Published in final edited form as: Clin Exp Rheumatol. 2018 May 8;36(6):996–1002.

Pattern of muscle involvement in inclusion body myositis: a sonographic study

J Albayda 1, L Christopher-Stine 1, CO Bingham III 1, JJ Paik 1, E Tiniakou 1, S Billings 2, OM Uy 2, P Burlina 2
PMCID: PMC6558657  NIHMSID: NIHMS1030169  PMID: 29745890

Abstract

Objective

Imaging plays a role in myositis assessment by detecting muscle changes indicative of pathology. This study was conducted to determine the ultrasonographic pattern of muscle involvement in patients with inclusion body myositis ( IBM) through an assessment of muscle echointensity.

Methods

Sixty-two individuals were consecutively studied, 18 with IBM, 16 with polymyositis or dermatomyositis and 28 normal controls. Standardised scans were completed bilaterally for the deltoids, biceps, flexor digitorum profundus (FDP), flexor carpi ulnaris, rectus femoris, tibialis anterior and gastrocnemius assessing for muscle echointensity changes.

Results

Patients with IBM had a markedly increased muscle echointensity when compared with comparator groups for all muscles studied. This was most discriminating at the FDP, gastrocnemius and rectus femoris. Asymmetry between sides and a heterogeneously increased echointensity were also seen.

Conclusion

Ultrasonography can aid in the assessment of IBM by displaying an increased echointensity in characteristically involved muscles, particularly when combined with assessments for asymmetry and echotexture.

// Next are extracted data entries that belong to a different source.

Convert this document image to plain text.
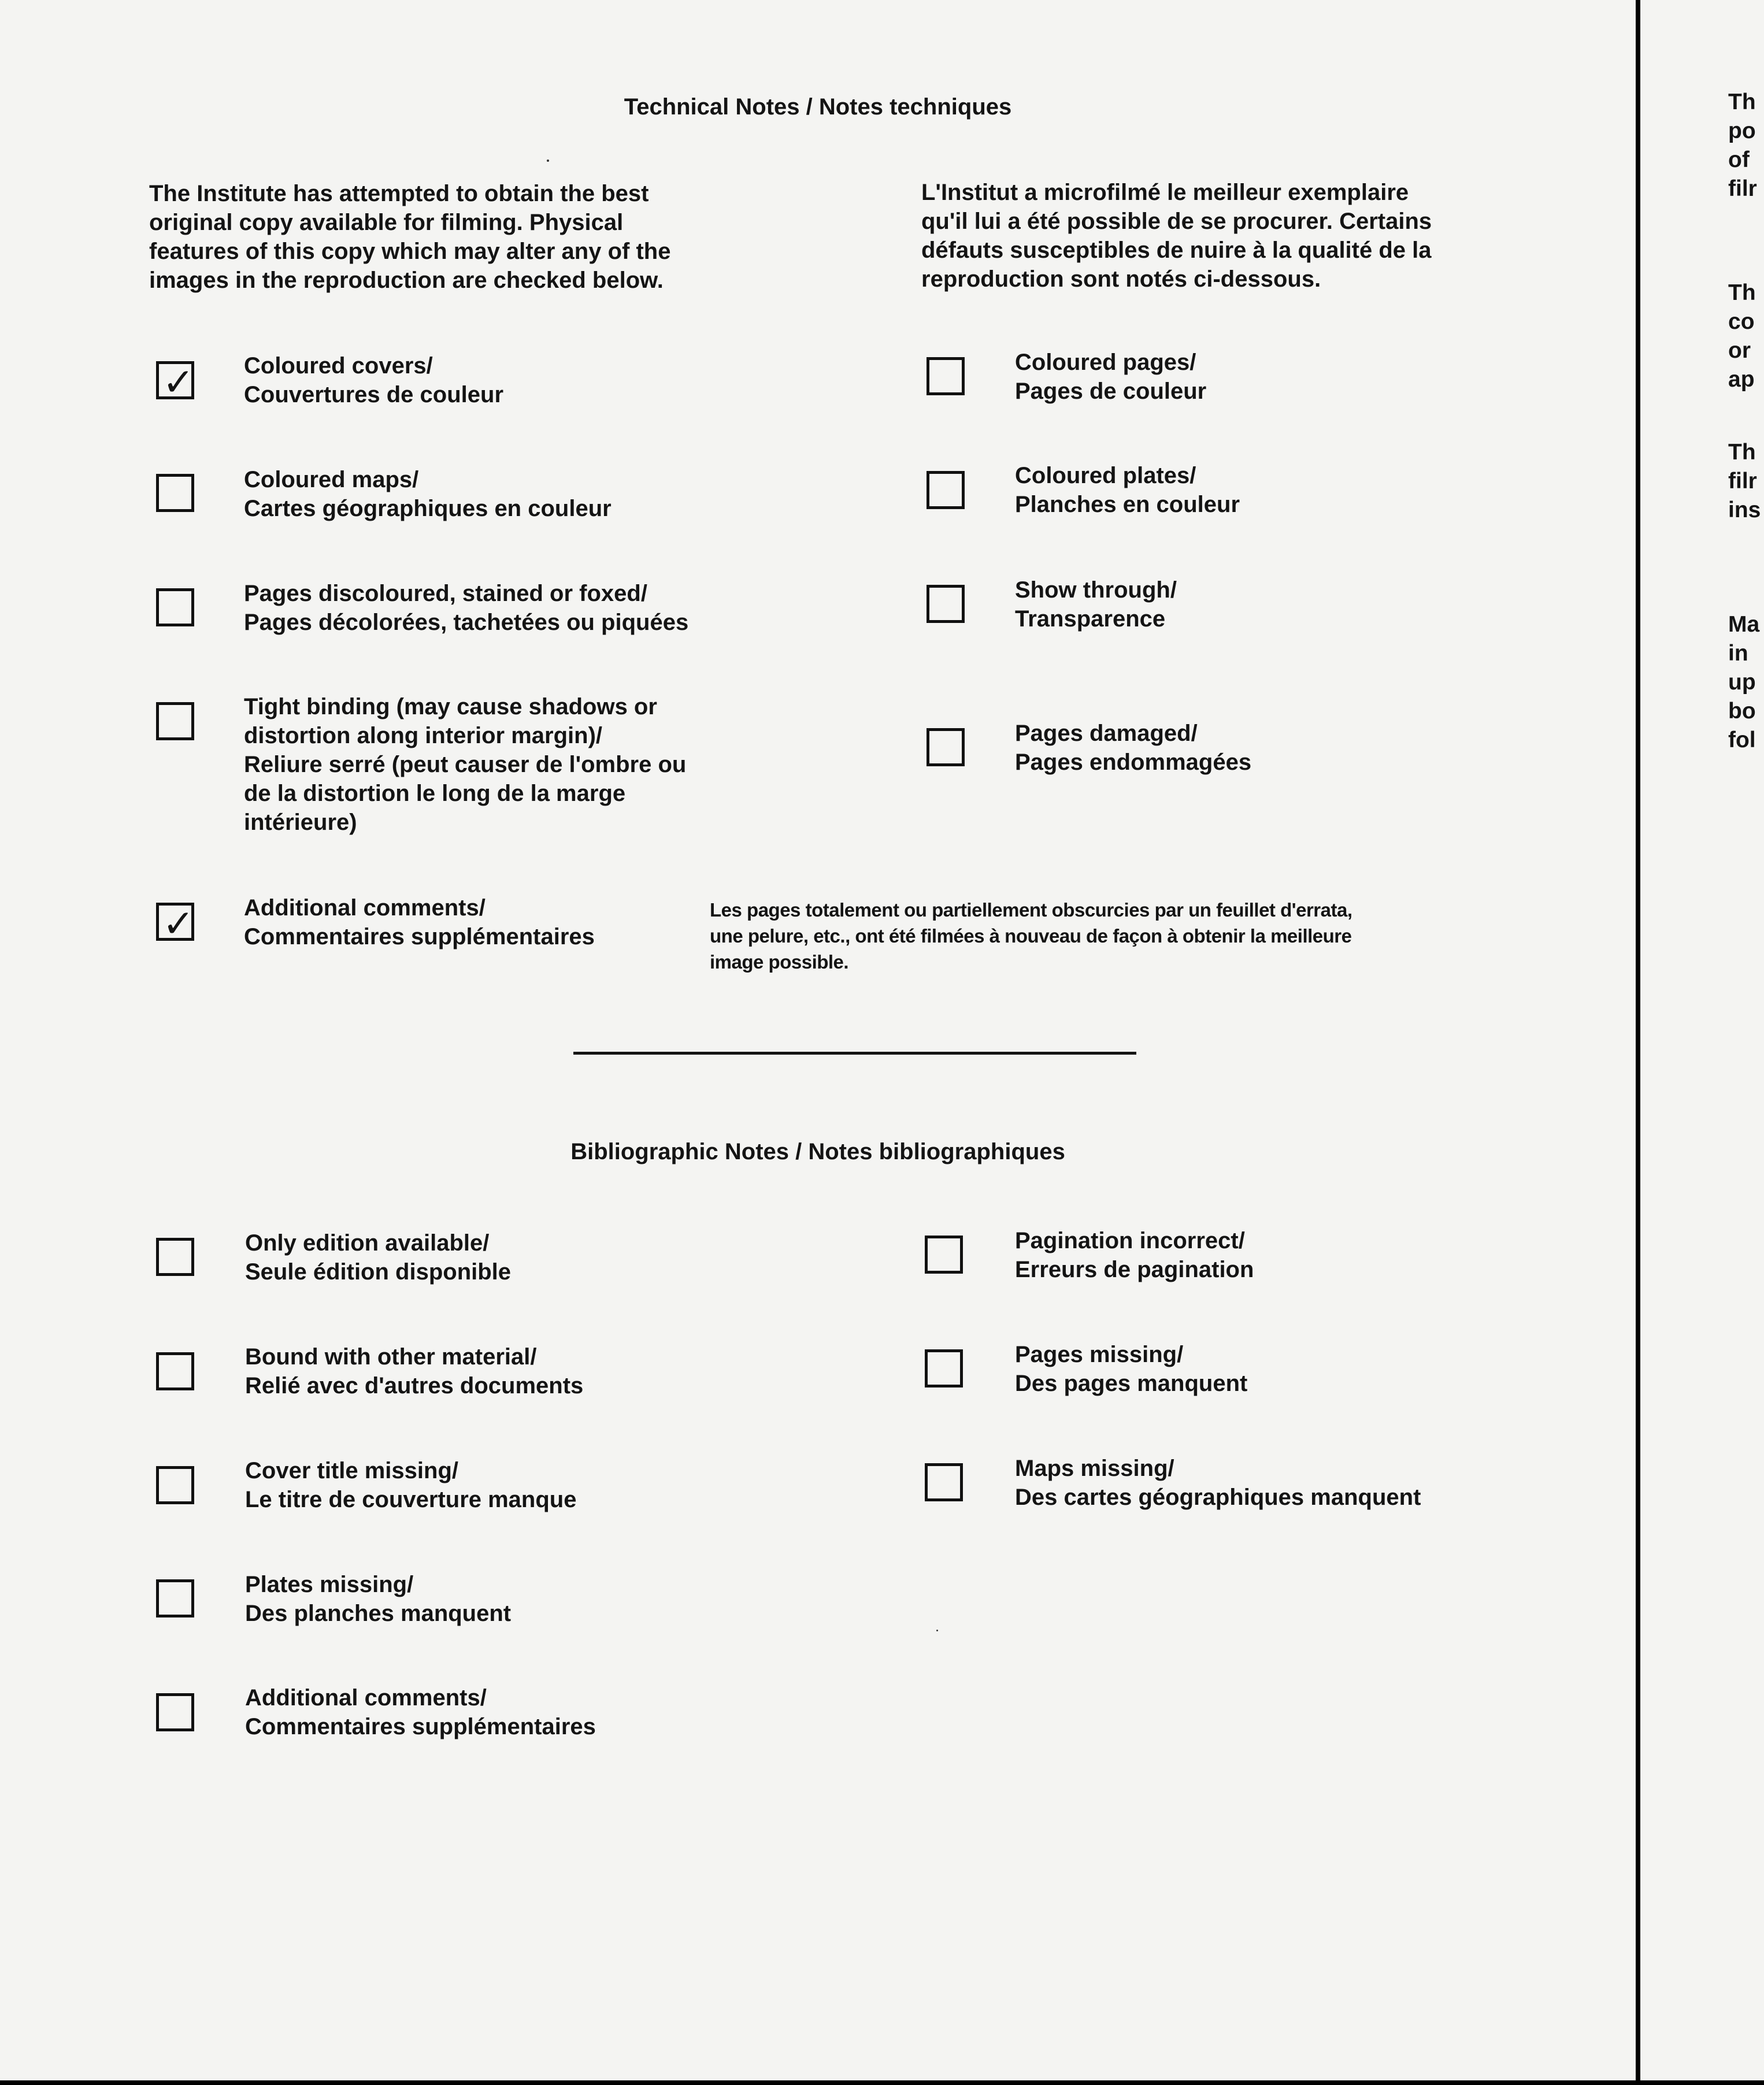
Technical Notes / Notes techniques
The Institute has attempted to obtain the best
original copy available for filming. Physical
features of this copy which may alter any of the
images in the reproduction are checked below.
L'Institut a microfilmé le meilleur exemplaire
qu'il lui a été possible de se procurer. Certains
défauts susceptibles de nuire à la qualité de la
reproduction sont notés ci-dessous.
✓ Coloured covers/
Couvertures de couleur
Coloured maps/
Cartes géographiques en couleur
Pages discoloured, stained or foxed/
Pages décolorées, tachetées ou piquées
Tight binding (may cause shadows or
distortion along interior margin)/
Reliure serré (peut causer de l'ombre ou
de la distortion le long de la marge
intérieure)
Coloured pages/
Pages de couleur
Coloured plates/
Planches en couleur
Show through/
Transparence
Pages damaged/
Pages endommagées
✓ Additional comments/
Commentaires supplémentaires
Les pages totalement ou partiellement obscurcies par un feuillet d'errata,
une pelure, etc., ont été filmées à nouveau de façon à obtenir la meilleure
image possible.
Bibliographic Notes / Notes bibliographiques
Only edition available/
Seule édition disponible
Bound with other material/
Relié avec d'autres documents
Cover title missing/
Le titre de couverture manque
Plates missing/
Des planches manquent
Additional comments/
Commentaires supplémentaires
Pagination incorrect/
Erreurs de pagination
Pages missing/
Des pages manquent
Maps missing/
Des cartes géographiques manquent
Th
po
of
filr
Th
co
or
ap
Th
filr
ins
Ma
in
up
bo
fol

Keywords: muscle ultrasound, inclusion body myositis, myositis, sonography, myopathy

Introduction

Inclusion body myositis is the most common form of idiopathic inflammatory myopathy in patients over the age of 45 (1). IBM may be initially misdiagnosed as polymyositis (PM), particularly in the early stages of the disease when muscle biopsy findings are nonspecific and the characteristic IBM pattern of weakness is not apparent. Because IBM is currently considered treatment refractory with a lack of sustained improvement with immunosuppressive regimens, making a correct diagnosis from the onset is imperative to reduce potential medication-related morbidity. Diagnostic criteria for IBM has evolved over the last few years from a heavy reliance on muscle histopathology findings to an increased importance placed on clinical presentation (2). When the typical clinical findings of slowly progressive weakness with involvement of the quadriceps and distal forearm muscles is seen, the diagnosis is rarely in question. However, for atypical or early cases where classic histopathologic changes are also not observed, imaging can play an important role in identifying subclinical muscle involvement and may provide insight into different stages of the disease. Magnetic resonance imaging (MRI) studies in IBM have shown fatty infiltration and atrophy of involved muscles, but also muscle oedema (3). Typical patterns of involvement have also been described including predilection for the anterior muscle groups, lower limb involvement more than upper limb, distal predominance, and selective involvement of the flexor digitorum profundus (FDP) and medial gastrocnemius (37).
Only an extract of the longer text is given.